The actions of leptin on leptin-excited LH LepR-NTS neurons [122], and perhaps on leptin-inhibited LH LepR-nonNTS neurons [11], thus play a key role in antiobesity effects of leptin. The underlying circuits may involve projections from LH LepR cells to the VTA and to local ORX neurons. However, many aspects remain to be clarified, in particular there are some discrepancies between electrophysiological and genetic data. For example, LH LepR-NTS neurons are directly activated by leptin in vitro and project to the VTA [122], yet in vivo leptin does not induce c-fos in VTA-projecting LH LepR neurons, suggesting that most VTA-projecting LH LepR cells are not leptin-activated [11]. It is also unclear how the antiobesity effects of leptin-excited LepR-NTS cells could be explained by their GABAergic (inhibitory) innervation of ORX cells [122], although – paradoxically – leptin increases ORX mRNA expression [122]. These ambiguities could reflect the unclear functional implications of some genetic measurements (see below), or could be related to projections of LH LepR neurons outside the LH and VTA [11].

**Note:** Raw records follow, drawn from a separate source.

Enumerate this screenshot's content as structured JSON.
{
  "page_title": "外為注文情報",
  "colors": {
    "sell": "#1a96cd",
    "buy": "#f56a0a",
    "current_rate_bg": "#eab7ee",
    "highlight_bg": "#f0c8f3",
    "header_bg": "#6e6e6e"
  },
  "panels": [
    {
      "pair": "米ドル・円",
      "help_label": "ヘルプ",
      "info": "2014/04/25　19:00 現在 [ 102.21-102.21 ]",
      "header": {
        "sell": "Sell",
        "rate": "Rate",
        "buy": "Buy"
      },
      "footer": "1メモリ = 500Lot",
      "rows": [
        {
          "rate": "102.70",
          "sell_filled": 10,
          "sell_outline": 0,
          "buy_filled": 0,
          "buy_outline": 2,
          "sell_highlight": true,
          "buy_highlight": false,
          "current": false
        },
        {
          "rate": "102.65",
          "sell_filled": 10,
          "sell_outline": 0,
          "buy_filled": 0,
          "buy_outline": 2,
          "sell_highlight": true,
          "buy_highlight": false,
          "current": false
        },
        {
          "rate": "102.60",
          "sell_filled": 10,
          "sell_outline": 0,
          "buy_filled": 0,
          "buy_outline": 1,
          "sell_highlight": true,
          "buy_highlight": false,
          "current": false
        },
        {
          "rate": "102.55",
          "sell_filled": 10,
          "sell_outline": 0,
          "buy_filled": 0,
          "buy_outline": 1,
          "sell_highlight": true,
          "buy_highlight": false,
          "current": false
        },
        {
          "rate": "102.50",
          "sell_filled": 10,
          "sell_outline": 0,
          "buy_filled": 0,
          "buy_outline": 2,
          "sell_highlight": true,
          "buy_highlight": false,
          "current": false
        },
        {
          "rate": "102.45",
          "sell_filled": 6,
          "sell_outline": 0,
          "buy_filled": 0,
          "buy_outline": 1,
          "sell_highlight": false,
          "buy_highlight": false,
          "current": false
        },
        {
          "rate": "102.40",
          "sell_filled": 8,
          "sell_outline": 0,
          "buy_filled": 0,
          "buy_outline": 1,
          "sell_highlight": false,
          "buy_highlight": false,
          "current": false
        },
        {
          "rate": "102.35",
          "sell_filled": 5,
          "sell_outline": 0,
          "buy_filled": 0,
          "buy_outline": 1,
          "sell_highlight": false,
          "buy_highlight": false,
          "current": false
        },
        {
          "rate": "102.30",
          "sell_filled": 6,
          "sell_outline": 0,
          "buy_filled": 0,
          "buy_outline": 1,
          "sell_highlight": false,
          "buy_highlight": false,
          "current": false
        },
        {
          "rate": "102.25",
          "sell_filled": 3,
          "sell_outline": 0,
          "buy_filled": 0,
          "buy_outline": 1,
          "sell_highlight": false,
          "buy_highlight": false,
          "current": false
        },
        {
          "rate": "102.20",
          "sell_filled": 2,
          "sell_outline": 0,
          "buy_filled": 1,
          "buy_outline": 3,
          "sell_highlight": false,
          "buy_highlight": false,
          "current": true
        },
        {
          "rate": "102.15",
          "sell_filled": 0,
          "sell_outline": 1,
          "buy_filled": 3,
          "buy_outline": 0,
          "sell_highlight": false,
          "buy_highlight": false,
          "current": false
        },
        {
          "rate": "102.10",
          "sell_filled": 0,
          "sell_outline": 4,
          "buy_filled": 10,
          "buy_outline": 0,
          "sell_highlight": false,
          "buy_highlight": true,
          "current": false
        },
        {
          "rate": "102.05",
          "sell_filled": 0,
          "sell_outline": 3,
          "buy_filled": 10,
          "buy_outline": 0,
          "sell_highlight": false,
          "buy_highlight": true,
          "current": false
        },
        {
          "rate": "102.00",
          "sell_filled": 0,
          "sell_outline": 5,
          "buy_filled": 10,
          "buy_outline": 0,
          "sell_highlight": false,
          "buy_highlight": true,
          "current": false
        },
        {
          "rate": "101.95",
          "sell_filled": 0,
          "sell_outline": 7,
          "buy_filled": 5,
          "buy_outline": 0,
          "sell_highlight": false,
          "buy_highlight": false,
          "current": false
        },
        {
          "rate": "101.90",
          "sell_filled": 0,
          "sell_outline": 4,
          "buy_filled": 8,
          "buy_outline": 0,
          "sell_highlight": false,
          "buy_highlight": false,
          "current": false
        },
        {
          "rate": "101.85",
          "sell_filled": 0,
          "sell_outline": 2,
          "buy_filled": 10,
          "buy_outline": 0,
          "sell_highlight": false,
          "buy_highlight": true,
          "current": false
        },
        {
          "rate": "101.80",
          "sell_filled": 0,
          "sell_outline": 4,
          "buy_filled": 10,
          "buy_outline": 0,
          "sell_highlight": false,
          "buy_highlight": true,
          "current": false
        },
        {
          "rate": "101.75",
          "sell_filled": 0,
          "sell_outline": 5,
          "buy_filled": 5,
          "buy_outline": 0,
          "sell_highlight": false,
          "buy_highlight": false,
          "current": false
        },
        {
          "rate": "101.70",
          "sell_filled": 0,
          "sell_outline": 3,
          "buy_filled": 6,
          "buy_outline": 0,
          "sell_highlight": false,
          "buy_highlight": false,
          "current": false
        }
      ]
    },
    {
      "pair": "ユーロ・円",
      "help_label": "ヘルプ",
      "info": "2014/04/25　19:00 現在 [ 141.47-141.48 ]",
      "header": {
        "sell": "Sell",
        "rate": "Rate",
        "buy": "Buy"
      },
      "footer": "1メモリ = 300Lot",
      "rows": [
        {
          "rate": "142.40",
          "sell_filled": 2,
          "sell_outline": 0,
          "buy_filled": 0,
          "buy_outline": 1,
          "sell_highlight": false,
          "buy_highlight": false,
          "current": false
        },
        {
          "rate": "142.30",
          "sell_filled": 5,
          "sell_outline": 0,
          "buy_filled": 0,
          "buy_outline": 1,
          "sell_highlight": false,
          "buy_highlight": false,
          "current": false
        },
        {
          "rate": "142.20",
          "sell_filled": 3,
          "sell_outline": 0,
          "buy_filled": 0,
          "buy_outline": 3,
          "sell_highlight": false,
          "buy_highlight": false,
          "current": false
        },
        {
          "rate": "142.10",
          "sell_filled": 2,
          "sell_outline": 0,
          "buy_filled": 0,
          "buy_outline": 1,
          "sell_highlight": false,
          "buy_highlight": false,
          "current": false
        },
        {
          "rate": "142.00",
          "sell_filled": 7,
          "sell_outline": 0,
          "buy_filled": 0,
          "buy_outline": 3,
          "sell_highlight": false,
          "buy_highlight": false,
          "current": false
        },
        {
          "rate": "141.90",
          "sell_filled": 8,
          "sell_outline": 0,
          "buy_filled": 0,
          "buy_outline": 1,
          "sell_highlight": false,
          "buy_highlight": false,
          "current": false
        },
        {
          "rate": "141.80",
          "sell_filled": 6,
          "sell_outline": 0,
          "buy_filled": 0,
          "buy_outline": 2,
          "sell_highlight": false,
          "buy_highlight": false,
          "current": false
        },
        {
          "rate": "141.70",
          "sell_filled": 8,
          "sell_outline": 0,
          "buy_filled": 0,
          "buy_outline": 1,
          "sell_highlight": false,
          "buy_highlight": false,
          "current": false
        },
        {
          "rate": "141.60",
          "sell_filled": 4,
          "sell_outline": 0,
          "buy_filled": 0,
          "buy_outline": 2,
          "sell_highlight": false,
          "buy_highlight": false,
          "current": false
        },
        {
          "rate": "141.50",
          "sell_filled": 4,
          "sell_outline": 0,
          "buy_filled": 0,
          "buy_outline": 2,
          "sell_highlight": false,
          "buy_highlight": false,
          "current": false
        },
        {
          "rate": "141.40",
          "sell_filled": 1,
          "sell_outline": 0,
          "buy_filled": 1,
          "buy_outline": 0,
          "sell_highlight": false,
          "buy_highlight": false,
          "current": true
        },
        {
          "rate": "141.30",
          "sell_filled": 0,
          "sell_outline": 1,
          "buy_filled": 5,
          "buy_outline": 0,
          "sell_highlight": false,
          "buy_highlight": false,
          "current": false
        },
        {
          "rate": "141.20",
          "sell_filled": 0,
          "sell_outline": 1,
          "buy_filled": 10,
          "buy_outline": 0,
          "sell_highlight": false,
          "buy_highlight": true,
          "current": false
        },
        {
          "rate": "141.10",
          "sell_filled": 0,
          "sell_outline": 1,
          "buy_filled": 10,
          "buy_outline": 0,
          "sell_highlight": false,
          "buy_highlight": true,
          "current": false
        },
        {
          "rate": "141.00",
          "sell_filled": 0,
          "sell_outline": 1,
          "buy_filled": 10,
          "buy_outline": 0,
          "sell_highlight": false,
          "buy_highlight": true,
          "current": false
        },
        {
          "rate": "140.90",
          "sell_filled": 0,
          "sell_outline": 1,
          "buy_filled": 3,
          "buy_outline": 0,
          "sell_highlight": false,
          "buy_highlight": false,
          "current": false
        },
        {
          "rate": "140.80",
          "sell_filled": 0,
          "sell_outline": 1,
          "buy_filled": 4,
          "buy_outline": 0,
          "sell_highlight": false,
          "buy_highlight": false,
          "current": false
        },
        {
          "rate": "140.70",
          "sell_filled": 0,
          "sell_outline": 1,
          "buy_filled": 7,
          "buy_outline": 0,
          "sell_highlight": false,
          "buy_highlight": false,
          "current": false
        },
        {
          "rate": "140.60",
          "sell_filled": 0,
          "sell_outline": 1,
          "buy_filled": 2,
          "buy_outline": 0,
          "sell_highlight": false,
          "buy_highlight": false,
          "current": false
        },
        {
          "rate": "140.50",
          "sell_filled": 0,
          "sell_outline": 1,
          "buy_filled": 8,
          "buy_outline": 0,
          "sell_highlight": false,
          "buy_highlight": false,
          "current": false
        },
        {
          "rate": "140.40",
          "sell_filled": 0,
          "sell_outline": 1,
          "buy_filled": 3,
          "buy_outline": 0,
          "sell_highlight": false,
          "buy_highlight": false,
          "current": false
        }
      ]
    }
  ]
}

8. Overview and concluding remarks

Several studies suggest that LH-specific sensing of glucose, leptin, and CO₂ is vital for normal respiratory and metabolic function in vivo [67], but the broader physiological implications of these findings are not yet fully understood. For example, is there a significant cross-talk between the different signals, whereby a respiratory signal could influence metabolic function, e.g. as speculated in [123]? Some answers will undoubtedly arise from a better understanding of the LH as a functionally interconnected microcircuit. Gene-expression related methods, such as measurements of mRNA or c-fos may need to be complemented by more direct and “real-time” methods. This is because genetic changes may not always translate linearly into circuit function, especially at the level of release and action of transmitters from neurons. Moreover, gene expression is slow, while important interactions between LH neurons, the external world, and other brain circuits can occur at a very fast (seconds/milliseconds) timescale [58,124]. Direct measurements of functional connections between LH neurons and their targets with fast tools such as optogenetics and electrophysiology are well placed to fill in these gaps. Continuing investigations into these issues are important, because the emerging controllability of LH by factors linked to diet and respiration may suggest new strategies for improving whole-body energy balance.

Highlights.

• LH regulates respiration via ORX cells.

• LH regulates energy balance via ORX, MCH and LepR cells.

• ORX, MHC, and LepR cells sense and integrate key feedback signals.